The community is working on an implementation based on PTRACE(2) that you can find falcosecurity/pdig.

How to enable userspace instrumentation in Falco:

  • Start Falco with the --userspace flag. This will tell Falco to look at userspace instrumentation instead of looking at the Kernel module (the default).
  • Select the userspace instrumentation implementation you want to use (let's take pdig as it is the only one available now)
  • Now, since pdig is still incubating - a very early stage - it's not included in our release process. This, for you, means that to install it, you will need to compile it yourself. Follow the instructions here.
  • Now that you have pdig installed, you will need to start it. Remember, in the case of pdig, it does not know the root process tree you want to instrument by itself. You have to specify that via the -p flag or start the process with pdig itself. It's very similar to running a debugger against a binary. You can run a process directly using it or instrument an existing process. Full instructions here.

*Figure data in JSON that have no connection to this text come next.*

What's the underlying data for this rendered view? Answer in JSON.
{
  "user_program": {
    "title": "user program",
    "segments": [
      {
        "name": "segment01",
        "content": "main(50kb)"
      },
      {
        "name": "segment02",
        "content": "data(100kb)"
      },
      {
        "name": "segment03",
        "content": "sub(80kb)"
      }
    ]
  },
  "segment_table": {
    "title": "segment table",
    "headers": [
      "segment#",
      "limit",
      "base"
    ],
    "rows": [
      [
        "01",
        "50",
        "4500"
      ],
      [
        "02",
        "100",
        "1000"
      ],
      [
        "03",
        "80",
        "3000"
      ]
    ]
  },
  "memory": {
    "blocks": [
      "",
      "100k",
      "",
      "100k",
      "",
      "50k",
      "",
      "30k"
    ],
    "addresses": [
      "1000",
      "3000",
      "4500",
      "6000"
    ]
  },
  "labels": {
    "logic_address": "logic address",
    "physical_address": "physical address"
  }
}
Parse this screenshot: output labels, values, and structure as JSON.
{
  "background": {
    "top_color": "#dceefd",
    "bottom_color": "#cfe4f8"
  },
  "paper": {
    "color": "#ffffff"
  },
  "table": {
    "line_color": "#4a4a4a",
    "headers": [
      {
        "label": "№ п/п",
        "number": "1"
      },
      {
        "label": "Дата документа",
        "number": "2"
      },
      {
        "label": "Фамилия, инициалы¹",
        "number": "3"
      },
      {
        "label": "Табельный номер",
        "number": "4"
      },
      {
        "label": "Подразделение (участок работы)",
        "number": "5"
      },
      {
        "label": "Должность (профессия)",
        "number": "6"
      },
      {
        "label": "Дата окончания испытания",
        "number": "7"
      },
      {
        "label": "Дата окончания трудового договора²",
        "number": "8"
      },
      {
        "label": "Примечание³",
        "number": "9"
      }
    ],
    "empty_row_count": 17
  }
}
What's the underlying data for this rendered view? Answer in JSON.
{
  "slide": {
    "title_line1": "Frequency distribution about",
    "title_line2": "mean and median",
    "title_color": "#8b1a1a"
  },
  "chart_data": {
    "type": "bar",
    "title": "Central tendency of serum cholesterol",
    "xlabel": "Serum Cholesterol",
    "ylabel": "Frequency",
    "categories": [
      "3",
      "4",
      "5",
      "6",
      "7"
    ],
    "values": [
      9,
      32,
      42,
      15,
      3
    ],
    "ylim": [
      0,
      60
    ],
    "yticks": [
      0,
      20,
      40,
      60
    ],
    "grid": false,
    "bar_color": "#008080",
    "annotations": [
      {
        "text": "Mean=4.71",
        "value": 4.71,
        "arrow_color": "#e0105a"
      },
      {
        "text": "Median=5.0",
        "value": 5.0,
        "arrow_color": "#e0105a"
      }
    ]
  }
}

There are attempts at making the installation process easier, but the community didn't pick one yet and it's likely that many iterations will go into making any one of the below GA. However, here's a list of projects you can look at if you want to get Falco with userspace instrumentation in Kubernetes.

  • Falco Trace - a convenient container image to use as a base to add userspace instrumentation to your images.
  • Falco Inject - a tool that uses Falco Trace artifacts to inject Falco and userspace instrumentation into your containers via the Kubernetes API.

As you probably already understood, the userspace instrumentation drivers are a bit different, handle them with care!